UNH Public Humanities Profiles


ellie, Student participants


Eleanor Harrison-Buck (Department of Anthropology) traveled to Belize to document the rich heritage of two Kriol communities located in the lower Belize Watershed, developing, in partnership with these communities, a public history exhibit within a local visitor center. After receiving a fellowship here at UNH, Professor Harrison-Buck was a 2017-2018 recipient of a Whiting Public Engagement Fellowship. Read more...  She also was featured on the Humanities for All website, which showcases examples of publicly engaged humanities work at colleges and universities across the United States.



David Kaye (Department of Theatre and Dance) Molly Donovan (Cooperative Extension) and Michelle Holt-Shannon (New Hampshire Listens) furthered their work in engaged theater in New Hampshire. The Facilitation Laboratory trains community leaders and facilitators to manage anger and disruption in public meeting settings through a specially designed interactive theater model, using trained actors. The purpose is to bring civility back to community discussions.



Svetlana Peshkova (Department of Anthropology) guided a collaboration between the University of New Hampshire’s Anthropology Department and Paul and Denise Pouliot of the Cowasuck Band of the Pennacook Abenaki People.  Through the work of student interns (starting with Grace Dietz in the spring of 2017), this long-term project intends to reframe New Hampshire’s history from an Indigenous perspective by mapping Indigenous sites of cultural and historical significance.

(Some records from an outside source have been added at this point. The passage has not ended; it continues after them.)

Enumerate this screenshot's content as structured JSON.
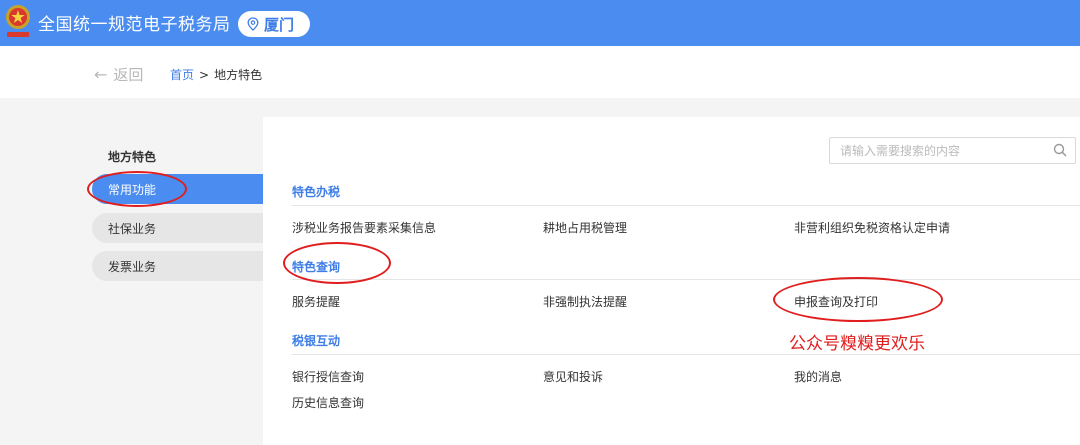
{
  "header": {
    "site_title": "全国统一规范电子税务局",
    "city": "厦门",
    "emblem_icon": "tax-emblem-icon",
    "pin_icon": "location-pin-icon"
  },
  "breadcrumb_bar": {
    "back_label": "返回",
    "back_icon": "arrow-left-icon",
    "home_label": "首页",
    "separator": ">",
    "current_label": "地方特色"
  },
  "sidebar": {
    "heading": "地方特色",
    "items": [
      {
        "label": "常用功能",
        "active": true
      },
      {
        "label": "社保业务",
        "active": false
      },
      {
        "label": "发票业务",
        "active": false
      }
    ]
  },
  "search": {
    "placeholder": "请输入需要搜索的内容",
    "icon": "search-icon"
  },
  "sections": [
    {
      "title": "特色办税",
      "links": [
        "涉税业务报告要素采集信息",
        "耕地占用税管理",
        "非营利组织免税资格认定申请"
      ]
    },
    {
      "title": "特色查询",
      "links": [
        "服务提醒",
        "非强制执法提醒",
        "申报查询及打印"
      ]
    },
    {
      "title": "税银互动",
      "links": [
        "银行授信查询",
        "意见和投诉",
        "我的消息",
        "历史信息查询"
      ]
    }
  ],
  "annotation": {
    "watermark_text": "公众号糗糗更欢乐",
    "color": "#e01e1e"
  },
  "colors": {
    "brand_blue": "#4a8cf0",
    "link_blue": "#3f7ee8"
  }
}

Alecia Magnifico and Christina Ortmeier-Hooper (Department of English) led the project "Putting Research on Student Writing and College-Readiness to Work: A Cooperative Project of NH High School Teachers and College Instructors." The project, in collaboration with members of related public institutions—secondary English teachers, community college faculty, and English 401 lecturers—developed areas of inquiry in student writing, expressive literacies, English teaching and learning, and students’ preparation for advanced study through the creation of a public presentation and a collaborative book project.



Nick Smith (Department of Philosophy) helmed multiple programs under the The New Hampshire Public Philosophy Initiative, which has been working to demonstrate not only the relevance of philosophy, but the power and urgency of philosophical thinking for our daily lives. It does so through many threads—media outreach, the Socrates Exchange program on NHPR, HYPE (Hosting Young Philosophy Enthusiasts), the Future Leaders Institute, philosophy for children, and Peter T. Paul College of Business and Economics  ethics courses.  If you'd like to learn more about HYPE, you can read more, watch a short video, or take a more extended look  at the conference in action.

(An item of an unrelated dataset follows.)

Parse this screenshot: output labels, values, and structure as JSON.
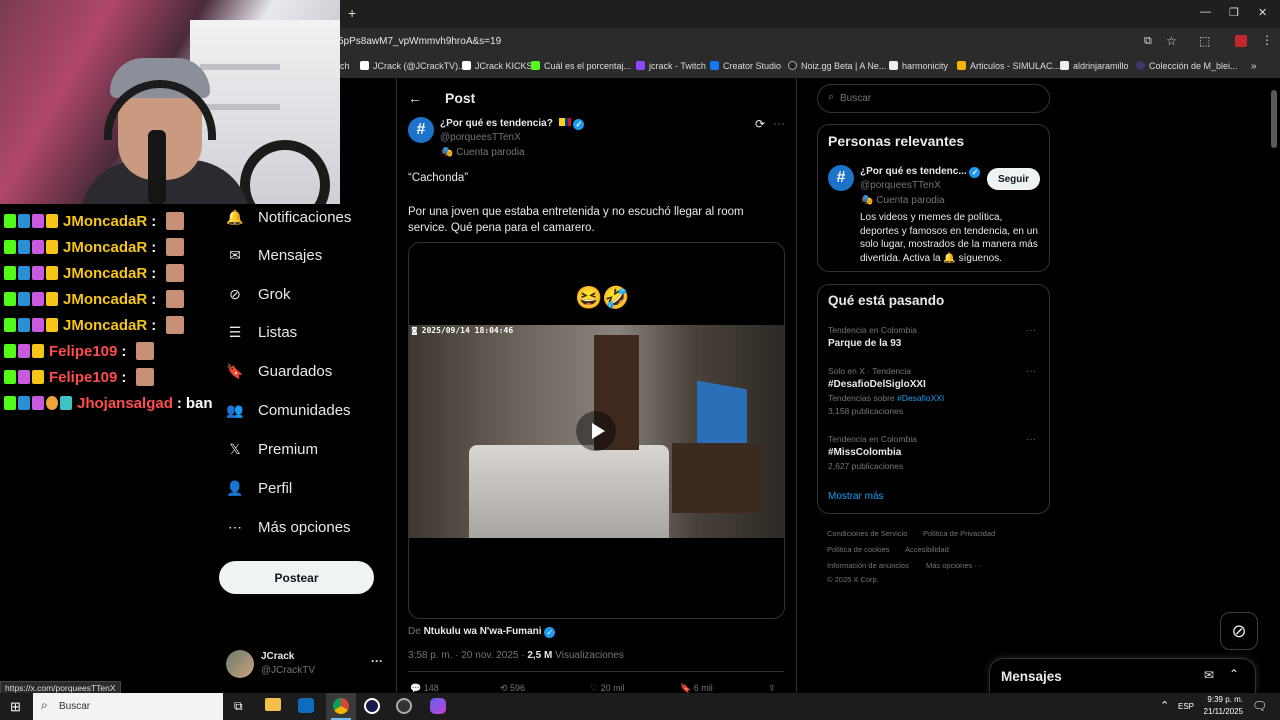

Jaed Coffin (Department of English) oversaw the creation of a public online creative writing platform to include a video series built around the existing Visiting Writers Series, podcast-style master classes featuring UNH creative writing faculty and notable alums, and an eight-week curriculum to include a bibliography and craft exercises. The project built significant relationships between the UNH community and the world-at-large, using already available resources to amplify the kind of high-quality writing instruction and experience that UNH already offers its students. Coffin eventually plans on working with NH schools and communities to implement the platform into various writing curriculum initiatives. He also hopes that the implementation of the platform will function as a model for continued efforts in multimedia open education in the humanities.